When you ask what should you do, you need to know that whatever you decide to do will be wrong. If you come in close, she will feel pressured, and if you pull back, she will miss you (as you have observed).
So, I think that you have two choices. You can be very cool and distant, which will bring her in close. The downside of this plan is that as soon as you respond to her closeness, she will run again. So, it seems to me that you will need to more actively tackle the problem through open discussion.
One way to begin doing this is to verbally mirror her ambivalence by saying, 'I see that you can't decide whether you want to have a relationship or run for the hills. Which of your two messages I should respond to?' The problem with trying to use the verbal approach with her is that she doesn't talk.
As you said in your letter, you already tried to discuss how much time she wanted to spend together and she declined to talk directly with you. So, we have to assume that she won't be any more verbal when you address the issue this time around.
For this reason, it seems to me that before you can discuss the level of closeness that she wants, you would do well to dialogue about her unwillingness to talk about her needs and wants. You might say, 'Have you noticed that when I ask you to tell me what you need from me that you don't speak up? What do you think stops you from speaking?'
By asking these two questions you are working to resolve her block to communicating her needs and wants. Unless she can learn to verbalize her needs, you can't possibly have a relationship with her.
For one thing, you will never know what she needs, which means that you will, unwittingly, step on her toes, right and left. Then, when you do, the boom will drop on your head and you'll be accused of crowding her and you'll be dumped again.

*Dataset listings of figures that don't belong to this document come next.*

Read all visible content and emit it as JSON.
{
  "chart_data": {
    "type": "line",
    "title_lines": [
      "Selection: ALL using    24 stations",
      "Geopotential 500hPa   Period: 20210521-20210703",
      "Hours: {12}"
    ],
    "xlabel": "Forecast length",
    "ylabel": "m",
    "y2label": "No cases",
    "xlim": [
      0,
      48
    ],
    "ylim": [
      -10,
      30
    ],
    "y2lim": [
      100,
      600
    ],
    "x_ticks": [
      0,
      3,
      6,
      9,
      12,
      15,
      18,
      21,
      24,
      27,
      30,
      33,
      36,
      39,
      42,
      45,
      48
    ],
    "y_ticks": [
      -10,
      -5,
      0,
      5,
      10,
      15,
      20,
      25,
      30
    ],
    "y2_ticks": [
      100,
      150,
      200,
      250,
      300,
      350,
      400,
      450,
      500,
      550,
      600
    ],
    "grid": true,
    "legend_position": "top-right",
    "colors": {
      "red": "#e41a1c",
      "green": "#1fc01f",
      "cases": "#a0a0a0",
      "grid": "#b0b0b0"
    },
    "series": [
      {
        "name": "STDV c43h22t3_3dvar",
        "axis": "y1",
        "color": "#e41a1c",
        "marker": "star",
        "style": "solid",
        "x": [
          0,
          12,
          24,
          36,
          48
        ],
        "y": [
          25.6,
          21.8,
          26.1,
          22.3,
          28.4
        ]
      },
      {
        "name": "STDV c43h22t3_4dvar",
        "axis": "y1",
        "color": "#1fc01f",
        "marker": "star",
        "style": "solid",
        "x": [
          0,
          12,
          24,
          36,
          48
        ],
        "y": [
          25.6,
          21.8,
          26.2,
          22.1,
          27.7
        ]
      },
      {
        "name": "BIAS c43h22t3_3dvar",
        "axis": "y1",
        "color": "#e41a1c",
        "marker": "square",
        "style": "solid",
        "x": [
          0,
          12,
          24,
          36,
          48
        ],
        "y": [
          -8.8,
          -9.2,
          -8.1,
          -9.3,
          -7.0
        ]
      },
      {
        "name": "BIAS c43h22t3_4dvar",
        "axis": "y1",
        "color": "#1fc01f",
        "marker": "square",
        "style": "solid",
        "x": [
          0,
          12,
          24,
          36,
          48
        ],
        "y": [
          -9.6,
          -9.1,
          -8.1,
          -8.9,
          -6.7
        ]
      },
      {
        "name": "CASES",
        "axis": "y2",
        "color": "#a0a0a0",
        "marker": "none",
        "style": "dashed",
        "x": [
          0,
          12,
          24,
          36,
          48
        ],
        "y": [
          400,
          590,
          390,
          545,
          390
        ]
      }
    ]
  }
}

So, before you can even think about a relationship or addressing her mixed feelings about closeness, this woman must first work to overcome her block to communicating her needs and feelings. If you can get her interested in working on this with you, you can soon begin working on the larger issue--her fear of closeness.
I also want to mention that you are blaming yourself for not having been sensitive to her, and for having made the wrong assumption about how much time she wanted to spend with you. It is not your job to read someone else's mind. All you can do is ask what the other person needs, which you did. If the other person is unable or unwilling to say, then that is his or her problem.
So, I don't want you to even think about going down that crazy road of trying to read her mind. You will always fail to read her mind correctly, and most importantly, you won't be helping her to grow up and verbalize her own thoughts and feelings.
So, here's your plan. Get her to recognize her unwillingness to verbalize her needs. Help her to see that before you can even consider a relationship, she must be willing to resolve this pattern with you. Then, once you are confident that she can take responsibility for verbalizing her needs, then you can talk about how much closeness and space she wants.
If you decide to go forward, she must be willing to tell you about her space needs on a daily basis. You must realize that you are dealing with a very damaged person. She has numerous issues and none of them will be quick or easy to fix.
So, if you decide to trudge ahead, be prepared for a bumpy road. You also need to know that unless or until she resolves her intimacy fears, you will be facing regular pull-backs and break-up threats. All of this means that you will be vulnerable to being hurt again and again.
This point leads me to wonder whether you would be wiser to hold off on the love affair until she resolves her ambivalent feelings. The other choice is to hold back on the affair until she is at least able to talk about her ambivalent feelings (mention whenever she's afraid to be close) and not act on them (by breaking up, etc. ).
Ideally, she should be working on these issues in therapy. You might point out to her that her mixed feelings, and fear of involvement won't lessen over time. She will need to actively work on resolving these issues for them to diminish. Good luck.